İktidarın 1,5 yıldır uyguladığı programın tek bir amacı vardı. O da ekonomik büyümeden taviz vermeden enflasyonu düşürebilmekti. Yani iktidar, büyümeden fedakârlık yapılmadan yaşadığımız krizden çıkmak istedi. O yüzden özel kesimin ve hanehalkının harcamalarını olabildiğince kıstı. Onlardan doğan kaybı ise kamunun harcamaları ile ikame etmek istedi. Büyümeyi pozitif seviyelerde tutmayı düşünen kamunun harcamalarını finanse etmek ise ekonomi yönetiminin çözmesi gereken bir sorun olarak görüldü.
Dışarıdan gelecek kaynak
Malum olduğu üzere, Türkiye kaynak zengini olan bir ülke değil. İhtiyaç duyduğumuz mali kaynakları çalışıp üreterek ve ürettiklerimizi dünyaya satarak temin etmekten başka seçeneğimiz yok. Bu durumda vatandaşın refahını azaltmadan kamunun bu harcamaların finansmanı ancak dışarıdan gelecek yabancı kaynakla mümkün olabilir.

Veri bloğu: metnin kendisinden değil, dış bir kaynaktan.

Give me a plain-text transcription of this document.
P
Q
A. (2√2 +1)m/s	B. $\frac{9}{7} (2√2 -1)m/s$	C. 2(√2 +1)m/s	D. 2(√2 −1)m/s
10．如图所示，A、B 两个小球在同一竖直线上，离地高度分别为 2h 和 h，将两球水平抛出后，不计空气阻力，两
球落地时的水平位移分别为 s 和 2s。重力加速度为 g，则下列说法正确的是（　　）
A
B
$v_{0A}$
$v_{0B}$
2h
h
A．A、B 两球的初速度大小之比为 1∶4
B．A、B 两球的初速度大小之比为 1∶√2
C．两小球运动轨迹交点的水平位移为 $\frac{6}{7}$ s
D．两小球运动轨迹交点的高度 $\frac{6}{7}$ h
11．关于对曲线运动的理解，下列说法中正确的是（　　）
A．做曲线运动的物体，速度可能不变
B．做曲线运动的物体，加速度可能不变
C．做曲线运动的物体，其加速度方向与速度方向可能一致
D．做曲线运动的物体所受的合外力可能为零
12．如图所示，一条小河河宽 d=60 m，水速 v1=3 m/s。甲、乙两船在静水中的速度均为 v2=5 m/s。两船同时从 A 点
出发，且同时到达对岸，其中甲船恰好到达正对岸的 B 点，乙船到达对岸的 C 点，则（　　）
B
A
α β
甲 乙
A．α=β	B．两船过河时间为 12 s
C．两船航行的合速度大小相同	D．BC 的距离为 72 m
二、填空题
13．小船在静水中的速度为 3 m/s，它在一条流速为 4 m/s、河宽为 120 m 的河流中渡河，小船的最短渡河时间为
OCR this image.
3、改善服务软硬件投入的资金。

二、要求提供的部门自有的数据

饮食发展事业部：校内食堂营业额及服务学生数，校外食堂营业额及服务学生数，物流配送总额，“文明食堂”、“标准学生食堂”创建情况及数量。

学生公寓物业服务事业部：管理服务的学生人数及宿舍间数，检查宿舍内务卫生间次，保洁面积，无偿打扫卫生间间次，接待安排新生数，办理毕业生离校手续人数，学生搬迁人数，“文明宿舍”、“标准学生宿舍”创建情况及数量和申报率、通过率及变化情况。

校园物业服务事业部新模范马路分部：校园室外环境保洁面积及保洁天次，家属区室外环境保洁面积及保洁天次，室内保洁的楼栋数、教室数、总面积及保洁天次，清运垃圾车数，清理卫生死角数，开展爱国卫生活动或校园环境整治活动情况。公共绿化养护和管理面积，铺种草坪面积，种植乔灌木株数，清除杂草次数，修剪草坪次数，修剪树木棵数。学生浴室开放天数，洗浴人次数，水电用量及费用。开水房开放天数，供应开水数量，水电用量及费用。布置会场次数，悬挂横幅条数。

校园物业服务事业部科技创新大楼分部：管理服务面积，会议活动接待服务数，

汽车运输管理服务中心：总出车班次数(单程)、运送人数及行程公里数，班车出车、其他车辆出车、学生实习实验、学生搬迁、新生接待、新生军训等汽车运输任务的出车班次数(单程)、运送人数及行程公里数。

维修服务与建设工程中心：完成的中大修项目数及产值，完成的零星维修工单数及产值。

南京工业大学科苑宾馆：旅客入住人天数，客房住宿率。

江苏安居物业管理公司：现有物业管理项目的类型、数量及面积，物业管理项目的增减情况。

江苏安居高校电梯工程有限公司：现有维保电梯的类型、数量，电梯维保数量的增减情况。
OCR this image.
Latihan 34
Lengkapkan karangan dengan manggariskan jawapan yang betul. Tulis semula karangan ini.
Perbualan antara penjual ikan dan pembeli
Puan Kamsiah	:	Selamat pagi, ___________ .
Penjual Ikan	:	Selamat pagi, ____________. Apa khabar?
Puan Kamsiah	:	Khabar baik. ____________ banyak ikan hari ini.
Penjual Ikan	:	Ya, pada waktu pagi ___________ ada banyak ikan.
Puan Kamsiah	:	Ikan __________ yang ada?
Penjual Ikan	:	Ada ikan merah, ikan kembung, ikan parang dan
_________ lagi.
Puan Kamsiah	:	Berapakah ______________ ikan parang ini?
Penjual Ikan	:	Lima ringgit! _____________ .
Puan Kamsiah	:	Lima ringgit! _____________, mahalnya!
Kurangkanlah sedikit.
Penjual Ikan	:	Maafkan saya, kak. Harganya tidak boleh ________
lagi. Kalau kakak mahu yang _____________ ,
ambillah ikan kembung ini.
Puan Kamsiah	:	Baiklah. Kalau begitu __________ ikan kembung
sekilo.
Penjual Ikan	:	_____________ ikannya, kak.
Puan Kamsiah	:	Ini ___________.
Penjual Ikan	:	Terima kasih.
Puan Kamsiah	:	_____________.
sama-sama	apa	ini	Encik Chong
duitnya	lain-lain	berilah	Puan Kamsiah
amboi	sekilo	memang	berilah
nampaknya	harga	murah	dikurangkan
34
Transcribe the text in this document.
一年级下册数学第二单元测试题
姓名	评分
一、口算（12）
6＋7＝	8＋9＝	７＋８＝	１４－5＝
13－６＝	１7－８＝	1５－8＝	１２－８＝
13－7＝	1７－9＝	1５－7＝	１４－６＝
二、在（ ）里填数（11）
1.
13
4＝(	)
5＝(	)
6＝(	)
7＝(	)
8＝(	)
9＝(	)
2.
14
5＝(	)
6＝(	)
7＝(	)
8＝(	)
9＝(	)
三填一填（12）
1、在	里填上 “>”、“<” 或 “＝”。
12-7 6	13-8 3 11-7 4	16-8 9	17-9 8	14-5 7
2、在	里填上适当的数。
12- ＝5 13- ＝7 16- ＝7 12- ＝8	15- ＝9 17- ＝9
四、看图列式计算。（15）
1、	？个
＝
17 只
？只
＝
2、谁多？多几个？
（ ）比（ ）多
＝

Başlangıçta ekonomi yönetimi bu konuda iyimserdi. Sonuçsuz kalan birçok yurt dışı seyahat yapıldı dünyanın belli başlı mali merkezlerine. Başarısız birçok toplantı yapıldı yabancı bankerlerle. Sonunda da hiç de adil olmayan bir şekilde vatandaşın sırtına yüklenen vergilerle ve sermaye sahiplerine görülmemiş boyutta faizler vererek bu kaynaklar içeriden temin edilmeye çalışıldı.
Böyle bir büyüme yöntemini sürdürülebilir kabul etmek mümkün değil.
Dahası ülke ekonomisindeki kaynak kıtlığı sebebiyle piyasa dinamiklerinin işleyiş tarzı da iktidarın görmeyi arzuladığı sonuçları vermedi. Önceleri kurlar ve faizler yükseldi, enflasyon ise iktidarın kamuoyu nezdindeki algısını etkileyecek şekilde yüksek seviyelere ulaştı. Bu durum muhtelif seçimlerde iktidar aleyhine sonuçlar üretirken, siyasi iktidar ortaya çıkan bu sonuçlardan haz etmedi. Bu da mali piyasalarla birlikte, enflasyon ürettiğine inanılan mal piyasalarına kamunun doğrudan müdahale etmesine gerekçe oluşturdu
Çok net değil
Şahsen bu tarz müdahalelerin sürdürülebilir olduğunu düşünmüyorum. Dahası iktidarın bu müdahalelerinin iktidarın kısa dönemde arzu ettiği sonuçları elde etmeye yönelik pragmatizm amaçlı müdahaleler mi, yoksa iktidarın piyasa ve devlet arasında yapmış olduğu tutarlı bir ideolojik tercihin ürünü mü olduğu konusu henüz çok net değil.
Piyasa mekanizmasını hiçe sayan bu tarz doğrudan müdahalelerle ekonomi yönetimi kısa dönemde bir sonuç alıyormuş gibi görülse de orta ve uzun dönemde bu müdahalelerin topluma büyük maliyetleri olacaktır. Tabi ki bu maliyetleri de vatandaş ödeyecektir.
Şimdi sorulacak soru şu:
Bu maliyetlere vatandaş ne için katlanacaktır?